Voorzitter, ik heb niet echt een specifieke vraag, maar wil een kleine toevoeging doen. Als ik het goed heb begrepen, is er de vorige regeerperiode onder meer met collega Daniëls, een multilaterale werkgroep gestart om tot een overeenstemming te komen tussen Welzijn, Werk en Onderwijs. Die is nu een beetje stilgevallen. Ik heb ook eens bij het kabinet van Werk mijn oor te luisteren gelegd, en zij konden mij hetzelfde verhaal over de tijdsdruk vertellen als de minister vertelt. Na de definitieve goedkeuring van het besluit van de Vlaamse Regering zouden ze wel graag opnieuw met de verschillende administraties rond de tafel zitten om na te gaan hoe ze kunnen afstemmen om tot één geïntegreerd geheel te komen. De doelstelling moet natuurlijk zijn dat alles transparant en duidelijk en efficiënter is en niet omgekeerd, en dat de gebruiker er niet op achteruitgaat.
De gesprekken zijn dus, zoals de minister ook al zei, nog bezig. We zullen er in de toekomst zeker nog over horen.
Mevrouw Taelman heeft het woord.
Minister, de adviescommissie Vlaamse Gebarentaal wou in het voorstel van besluit, waar we het hier over hebben, in de nodige ruimte voorzien om tolkuren die worden gepresteerd door andere diensten dan het centrale tolkenbureau, te kunnen terugbetalen. In het buitenland is er geen monopolie van het centraal tolkenbureau. De vraag is waarom die piste niet is overwogen. Minister, u zegt dat er nog wat werk aan de winkel is en dat u nog een aantal dingen moet onderzoeken. Wordt die piste dan ook onderzocht?
Minister Vandeurzen heeft het woord.
Collega’s, een paar maanden geleden ben ik in deze commissie aangespoord om te zorgen voor een dringende oplossing en een regeling. Dat is ook gebeurd. Er zijn zeker nog gesprekken – en dat is ook bevestigd door een aantal collega’s – met Werk om na te gaan of er een aantal dingen kunnen worden geïntegreerd. Er is getracht om een systeem te maken dat flexibel is, dat wendbaar is als er nieuwe noden zijn of als er budgettair moet worden bijgespijkerd. Er is altijd een debat mogelijk om het breder te maken, maar hoe groter je het debat maakt, hoe moeilijker het wordt om een oplossing te hebben die stabiel is en structureel en voldoende duurzaam. Ik was, eerlijk gezegd, in de overtuiging dat we, met wat we hebben gedaan, gevolg hebben gegeven aan wat in de commissie met aandrang werd gevraagd. Nogmaals, zeker met Werk gaan de gesprekken verder. Op de hele korte termijn is met de legistieke aanpassing gedaan wat zich opdrong, gelet op de signalen in het vorige jaar.
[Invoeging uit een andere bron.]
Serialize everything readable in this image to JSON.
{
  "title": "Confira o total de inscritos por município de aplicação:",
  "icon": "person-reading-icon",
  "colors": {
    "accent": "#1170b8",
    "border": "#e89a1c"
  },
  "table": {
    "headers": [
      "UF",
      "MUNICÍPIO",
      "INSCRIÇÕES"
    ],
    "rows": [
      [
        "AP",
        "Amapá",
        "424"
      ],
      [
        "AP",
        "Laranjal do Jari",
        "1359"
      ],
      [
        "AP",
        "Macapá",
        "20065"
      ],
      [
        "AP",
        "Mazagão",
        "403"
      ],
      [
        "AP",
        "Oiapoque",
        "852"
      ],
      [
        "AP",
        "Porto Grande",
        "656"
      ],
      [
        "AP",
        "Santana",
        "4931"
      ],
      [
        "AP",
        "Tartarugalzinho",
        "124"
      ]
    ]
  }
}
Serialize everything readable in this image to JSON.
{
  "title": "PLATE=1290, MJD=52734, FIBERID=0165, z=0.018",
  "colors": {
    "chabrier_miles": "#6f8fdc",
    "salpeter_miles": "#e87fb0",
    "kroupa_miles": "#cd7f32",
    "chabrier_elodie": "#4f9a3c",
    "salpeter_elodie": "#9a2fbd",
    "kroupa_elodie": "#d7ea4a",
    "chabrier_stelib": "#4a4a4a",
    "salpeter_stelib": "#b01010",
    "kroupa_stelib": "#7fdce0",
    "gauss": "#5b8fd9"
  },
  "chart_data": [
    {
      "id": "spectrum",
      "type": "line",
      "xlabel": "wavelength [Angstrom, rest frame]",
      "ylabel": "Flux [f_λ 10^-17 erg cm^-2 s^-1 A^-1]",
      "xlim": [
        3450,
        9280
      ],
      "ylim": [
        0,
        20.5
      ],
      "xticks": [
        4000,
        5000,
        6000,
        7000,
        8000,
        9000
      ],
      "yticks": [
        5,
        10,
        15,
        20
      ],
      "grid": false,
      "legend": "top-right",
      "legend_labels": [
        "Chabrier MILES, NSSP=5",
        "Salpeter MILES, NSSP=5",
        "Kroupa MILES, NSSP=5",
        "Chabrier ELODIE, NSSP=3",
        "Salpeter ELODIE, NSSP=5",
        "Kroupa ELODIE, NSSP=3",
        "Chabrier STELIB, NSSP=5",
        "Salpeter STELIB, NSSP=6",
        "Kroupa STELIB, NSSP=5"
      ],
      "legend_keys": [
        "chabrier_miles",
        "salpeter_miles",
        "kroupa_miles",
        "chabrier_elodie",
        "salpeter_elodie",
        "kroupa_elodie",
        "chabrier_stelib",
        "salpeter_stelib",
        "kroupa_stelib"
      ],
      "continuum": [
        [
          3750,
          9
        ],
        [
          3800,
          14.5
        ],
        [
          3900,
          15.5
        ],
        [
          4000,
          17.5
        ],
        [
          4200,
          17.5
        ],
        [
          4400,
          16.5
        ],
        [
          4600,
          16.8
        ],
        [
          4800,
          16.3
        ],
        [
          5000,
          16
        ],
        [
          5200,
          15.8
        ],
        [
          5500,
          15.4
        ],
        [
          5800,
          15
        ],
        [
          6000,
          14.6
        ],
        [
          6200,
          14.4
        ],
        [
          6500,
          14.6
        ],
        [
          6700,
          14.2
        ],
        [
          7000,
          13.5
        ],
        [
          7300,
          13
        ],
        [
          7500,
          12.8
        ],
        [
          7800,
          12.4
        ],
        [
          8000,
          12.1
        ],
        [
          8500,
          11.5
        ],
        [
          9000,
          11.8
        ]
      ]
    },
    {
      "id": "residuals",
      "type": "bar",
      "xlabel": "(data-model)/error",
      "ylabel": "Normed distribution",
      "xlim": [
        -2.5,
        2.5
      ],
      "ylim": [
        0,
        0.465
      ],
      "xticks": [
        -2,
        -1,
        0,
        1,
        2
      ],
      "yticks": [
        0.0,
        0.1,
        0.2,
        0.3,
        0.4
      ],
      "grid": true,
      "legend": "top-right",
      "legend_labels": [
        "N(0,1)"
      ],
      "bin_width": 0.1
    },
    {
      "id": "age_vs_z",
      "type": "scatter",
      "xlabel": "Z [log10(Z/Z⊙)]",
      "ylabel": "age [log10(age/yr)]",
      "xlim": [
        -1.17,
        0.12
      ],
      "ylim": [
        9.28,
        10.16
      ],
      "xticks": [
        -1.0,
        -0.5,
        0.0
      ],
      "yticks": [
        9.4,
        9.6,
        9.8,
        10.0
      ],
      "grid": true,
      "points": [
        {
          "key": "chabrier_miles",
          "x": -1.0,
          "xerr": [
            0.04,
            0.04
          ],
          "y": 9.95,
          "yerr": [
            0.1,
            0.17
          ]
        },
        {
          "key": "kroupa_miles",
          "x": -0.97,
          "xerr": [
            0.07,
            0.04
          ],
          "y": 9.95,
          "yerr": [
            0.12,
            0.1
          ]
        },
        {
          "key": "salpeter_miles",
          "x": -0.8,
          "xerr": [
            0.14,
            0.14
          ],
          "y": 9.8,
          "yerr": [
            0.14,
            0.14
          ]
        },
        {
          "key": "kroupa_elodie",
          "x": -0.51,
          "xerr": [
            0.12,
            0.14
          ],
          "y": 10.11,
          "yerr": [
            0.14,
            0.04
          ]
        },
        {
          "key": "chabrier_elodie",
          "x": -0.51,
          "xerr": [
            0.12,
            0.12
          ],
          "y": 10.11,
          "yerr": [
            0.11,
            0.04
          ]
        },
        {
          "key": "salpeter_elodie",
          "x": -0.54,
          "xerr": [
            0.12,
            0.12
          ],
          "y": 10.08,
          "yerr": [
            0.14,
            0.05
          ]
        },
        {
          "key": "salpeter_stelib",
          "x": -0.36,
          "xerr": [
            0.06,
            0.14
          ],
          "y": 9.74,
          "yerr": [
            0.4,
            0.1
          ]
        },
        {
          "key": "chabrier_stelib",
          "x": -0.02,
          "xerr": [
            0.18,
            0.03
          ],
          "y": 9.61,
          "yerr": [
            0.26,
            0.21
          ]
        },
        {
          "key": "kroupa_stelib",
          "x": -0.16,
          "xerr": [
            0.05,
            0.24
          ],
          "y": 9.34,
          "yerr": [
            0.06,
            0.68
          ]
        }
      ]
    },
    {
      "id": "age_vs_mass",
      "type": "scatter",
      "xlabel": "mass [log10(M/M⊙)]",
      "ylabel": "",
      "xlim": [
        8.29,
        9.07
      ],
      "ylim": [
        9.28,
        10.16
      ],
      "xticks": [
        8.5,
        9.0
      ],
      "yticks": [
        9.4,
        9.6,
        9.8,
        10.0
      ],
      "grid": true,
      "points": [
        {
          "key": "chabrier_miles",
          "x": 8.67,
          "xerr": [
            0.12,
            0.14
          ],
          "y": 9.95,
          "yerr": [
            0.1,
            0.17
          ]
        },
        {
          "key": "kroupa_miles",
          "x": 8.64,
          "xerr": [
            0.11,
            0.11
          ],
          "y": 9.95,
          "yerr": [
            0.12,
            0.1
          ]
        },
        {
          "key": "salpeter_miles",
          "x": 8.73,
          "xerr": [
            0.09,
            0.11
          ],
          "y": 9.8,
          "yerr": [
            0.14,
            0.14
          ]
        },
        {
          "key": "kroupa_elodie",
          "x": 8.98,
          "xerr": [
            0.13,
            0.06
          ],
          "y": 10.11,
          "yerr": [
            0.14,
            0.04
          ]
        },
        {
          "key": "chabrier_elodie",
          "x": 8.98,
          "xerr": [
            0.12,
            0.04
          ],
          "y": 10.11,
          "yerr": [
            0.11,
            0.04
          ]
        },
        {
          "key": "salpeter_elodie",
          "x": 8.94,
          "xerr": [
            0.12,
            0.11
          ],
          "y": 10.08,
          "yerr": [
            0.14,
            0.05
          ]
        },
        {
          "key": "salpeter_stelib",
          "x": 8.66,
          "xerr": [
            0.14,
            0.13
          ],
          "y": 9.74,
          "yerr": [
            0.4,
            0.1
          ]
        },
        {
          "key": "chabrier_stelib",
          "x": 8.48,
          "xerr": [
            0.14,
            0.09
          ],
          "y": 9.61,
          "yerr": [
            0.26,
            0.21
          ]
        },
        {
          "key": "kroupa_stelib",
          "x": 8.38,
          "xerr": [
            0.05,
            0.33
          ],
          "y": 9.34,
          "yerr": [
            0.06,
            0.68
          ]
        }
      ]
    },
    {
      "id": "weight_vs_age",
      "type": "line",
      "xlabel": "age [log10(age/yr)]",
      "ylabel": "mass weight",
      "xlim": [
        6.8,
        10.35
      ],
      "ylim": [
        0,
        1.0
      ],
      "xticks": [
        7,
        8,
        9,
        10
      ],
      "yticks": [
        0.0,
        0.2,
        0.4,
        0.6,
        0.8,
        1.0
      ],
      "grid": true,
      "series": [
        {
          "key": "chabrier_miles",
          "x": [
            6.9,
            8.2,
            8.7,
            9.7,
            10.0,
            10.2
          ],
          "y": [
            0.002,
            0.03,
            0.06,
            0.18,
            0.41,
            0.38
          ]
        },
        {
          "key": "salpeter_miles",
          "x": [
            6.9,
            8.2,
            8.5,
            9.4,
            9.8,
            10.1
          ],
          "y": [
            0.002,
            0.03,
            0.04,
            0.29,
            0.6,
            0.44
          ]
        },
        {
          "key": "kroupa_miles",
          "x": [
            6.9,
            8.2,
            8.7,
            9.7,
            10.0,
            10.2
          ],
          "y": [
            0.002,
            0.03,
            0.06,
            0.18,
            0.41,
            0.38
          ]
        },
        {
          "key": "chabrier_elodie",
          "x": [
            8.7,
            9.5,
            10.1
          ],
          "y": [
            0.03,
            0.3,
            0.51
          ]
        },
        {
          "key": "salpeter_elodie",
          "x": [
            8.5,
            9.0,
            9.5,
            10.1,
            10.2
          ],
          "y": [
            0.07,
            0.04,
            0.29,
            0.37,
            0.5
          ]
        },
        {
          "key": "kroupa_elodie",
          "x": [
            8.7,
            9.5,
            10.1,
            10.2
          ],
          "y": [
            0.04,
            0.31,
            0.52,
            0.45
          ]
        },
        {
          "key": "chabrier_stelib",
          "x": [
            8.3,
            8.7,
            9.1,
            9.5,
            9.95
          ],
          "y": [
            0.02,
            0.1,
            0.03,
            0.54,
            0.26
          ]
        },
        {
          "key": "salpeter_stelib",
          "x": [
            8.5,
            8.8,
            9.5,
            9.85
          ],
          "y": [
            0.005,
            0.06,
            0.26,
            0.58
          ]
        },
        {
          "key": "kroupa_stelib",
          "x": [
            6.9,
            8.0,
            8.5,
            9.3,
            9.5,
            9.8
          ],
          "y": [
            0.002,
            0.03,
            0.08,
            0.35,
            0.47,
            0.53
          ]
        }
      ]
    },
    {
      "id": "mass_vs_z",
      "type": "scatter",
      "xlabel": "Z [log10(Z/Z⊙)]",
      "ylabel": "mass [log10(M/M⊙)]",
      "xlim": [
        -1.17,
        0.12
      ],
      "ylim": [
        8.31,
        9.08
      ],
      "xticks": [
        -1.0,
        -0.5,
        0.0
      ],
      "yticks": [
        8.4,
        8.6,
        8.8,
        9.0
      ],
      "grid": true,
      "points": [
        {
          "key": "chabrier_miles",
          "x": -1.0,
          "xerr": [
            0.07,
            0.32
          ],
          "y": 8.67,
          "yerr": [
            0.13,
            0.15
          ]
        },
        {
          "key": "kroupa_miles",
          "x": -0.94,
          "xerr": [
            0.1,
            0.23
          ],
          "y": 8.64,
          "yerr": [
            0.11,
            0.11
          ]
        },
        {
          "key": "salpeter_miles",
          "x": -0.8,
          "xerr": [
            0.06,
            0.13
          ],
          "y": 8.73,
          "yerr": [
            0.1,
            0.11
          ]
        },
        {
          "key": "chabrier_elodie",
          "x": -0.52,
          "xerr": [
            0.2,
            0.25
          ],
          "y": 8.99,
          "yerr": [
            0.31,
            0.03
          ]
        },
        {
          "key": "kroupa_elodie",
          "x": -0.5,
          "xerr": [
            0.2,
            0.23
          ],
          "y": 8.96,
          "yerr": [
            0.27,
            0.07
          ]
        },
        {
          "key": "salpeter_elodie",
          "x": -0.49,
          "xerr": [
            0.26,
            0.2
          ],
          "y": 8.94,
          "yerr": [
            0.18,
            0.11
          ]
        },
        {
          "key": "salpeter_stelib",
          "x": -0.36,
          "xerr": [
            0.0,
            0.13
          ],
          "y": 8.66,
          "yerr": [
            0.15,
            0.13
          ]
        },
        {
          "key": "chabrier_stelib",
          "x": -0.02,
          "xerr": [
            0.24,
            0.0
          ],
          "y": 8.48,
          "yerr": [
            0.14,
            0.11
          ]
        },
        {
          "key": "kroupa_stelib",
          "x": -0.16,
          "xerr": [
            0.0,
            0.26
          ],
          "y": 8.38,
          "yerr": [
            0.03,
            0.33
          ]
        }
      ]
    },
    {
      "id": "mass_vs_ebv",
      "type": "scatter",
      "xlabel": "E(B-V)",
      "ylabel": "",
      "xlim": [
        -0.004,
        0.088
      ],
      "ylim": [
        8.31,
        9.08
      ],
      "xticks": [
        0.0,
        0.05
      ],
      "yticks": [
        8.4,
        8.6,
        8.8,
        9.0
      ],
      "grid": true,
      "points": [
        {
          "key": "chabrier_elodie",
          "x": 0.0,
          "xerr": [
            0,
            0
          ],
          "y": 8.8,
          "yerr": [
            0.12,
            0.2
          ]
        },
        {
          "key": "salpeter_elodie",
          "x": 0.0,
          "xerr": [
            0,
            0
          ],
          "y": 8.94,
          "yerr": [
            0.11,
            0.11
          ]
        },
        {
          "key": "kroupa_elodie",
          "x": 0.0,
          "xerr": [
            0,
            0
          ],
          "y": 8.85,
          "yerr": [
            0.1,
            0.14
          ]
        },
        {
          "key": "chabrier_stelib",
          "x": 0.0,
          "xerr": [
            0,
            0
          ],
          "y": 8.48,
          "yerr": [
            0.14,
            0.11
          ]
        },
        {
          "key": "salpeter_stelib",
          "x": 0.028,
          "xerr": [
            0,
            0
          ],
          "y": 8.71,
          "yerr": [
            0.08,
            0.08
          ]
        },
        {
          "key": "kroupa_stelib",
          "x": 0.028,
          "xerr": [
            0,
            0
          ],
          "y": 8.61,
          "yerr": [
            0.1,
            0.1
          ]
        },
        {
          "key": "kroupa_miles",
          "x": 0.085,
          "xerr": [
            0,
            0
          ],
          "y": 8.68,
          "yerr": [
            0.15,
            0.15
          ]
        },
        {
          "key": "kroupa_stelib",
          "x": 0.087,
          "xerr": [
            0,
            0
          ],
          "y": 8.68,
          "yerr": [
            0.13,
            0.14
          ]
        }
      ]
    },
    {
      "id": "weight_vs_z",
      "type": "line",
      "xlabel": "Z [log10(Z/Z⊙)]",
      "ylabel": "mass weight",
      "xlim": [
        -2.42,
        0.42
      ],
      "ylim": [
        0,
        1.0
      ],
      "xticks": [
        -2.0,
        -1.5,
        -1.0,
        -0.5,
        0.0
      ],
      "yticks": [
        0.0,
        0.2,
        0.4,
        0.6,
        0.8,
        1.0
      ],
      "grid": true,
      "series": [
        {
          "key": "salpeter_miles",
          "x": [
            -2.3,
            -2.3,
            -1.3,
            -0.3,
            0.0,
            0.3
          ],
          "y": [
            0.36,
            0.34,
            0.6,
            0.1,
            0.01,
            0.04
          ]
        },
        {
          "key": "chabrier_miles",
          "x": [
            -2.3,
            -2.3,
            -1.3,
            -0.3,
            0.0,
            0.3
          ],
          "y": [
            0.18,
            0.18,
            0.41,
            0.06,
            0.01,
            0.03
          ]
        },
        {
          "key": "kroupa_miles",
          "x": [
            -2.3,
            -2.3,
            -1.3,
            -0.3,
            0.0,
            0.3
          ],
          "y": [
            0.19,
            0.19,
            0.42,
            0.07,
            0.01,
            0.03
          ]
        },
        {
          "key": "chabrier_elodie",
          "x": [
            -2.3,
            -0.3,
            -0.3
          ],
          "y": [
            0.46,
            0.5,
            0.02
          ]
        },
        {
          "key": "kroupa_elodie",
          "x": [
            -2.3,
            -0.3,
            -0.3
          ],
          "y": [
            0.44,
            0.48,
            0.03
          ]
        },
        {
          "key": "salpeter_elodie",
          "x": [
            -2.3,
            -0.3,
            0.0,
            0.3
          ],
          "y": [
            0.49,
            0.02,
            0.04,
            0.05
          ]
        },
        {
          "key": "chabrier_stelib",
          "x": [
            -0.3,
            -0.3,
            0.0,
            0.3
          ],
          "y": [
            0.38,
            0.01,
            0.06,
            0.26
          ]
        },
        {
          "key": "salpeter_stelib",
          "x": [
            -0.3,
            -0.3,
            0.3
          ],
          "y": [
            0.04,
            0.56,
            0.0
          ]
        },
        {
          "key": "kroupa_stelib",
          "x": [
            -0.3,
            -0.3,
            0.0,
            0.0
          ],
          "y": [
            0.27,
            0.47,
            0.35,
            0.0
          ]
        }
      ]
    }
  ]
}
De heer Van Malderen heeft het woord.
Minister, ik concludeer dat de gesprekken verder gaan. Maar als gebruiker en als professioneel die in deze sector aanwezig is, heb je daar natuurlijk niet heel veel aan. Ik erken zeker dat er stappen voorwaarts zijn gezet, maar het opzet was – en dat was ook de uitdrukkelijke vraag – een regeling tussen Onderwijs, Welzijn en Werk. Ik stel vast dat er geen overeenstemming is gevonden om Werk erbij te betrekken. Ik vind dat een gemiste kans, die ertoe leidt dat u het woord ‘garantie’ – wat ook werd gevraagd in deze en in de commissie Onderwijs – niet kunt geven. U kunt vandaag geen garantie geven dat mensen hun recht kunnen uitputten. Ik betreur dat.
De vraag om uitleg is afgehandeld.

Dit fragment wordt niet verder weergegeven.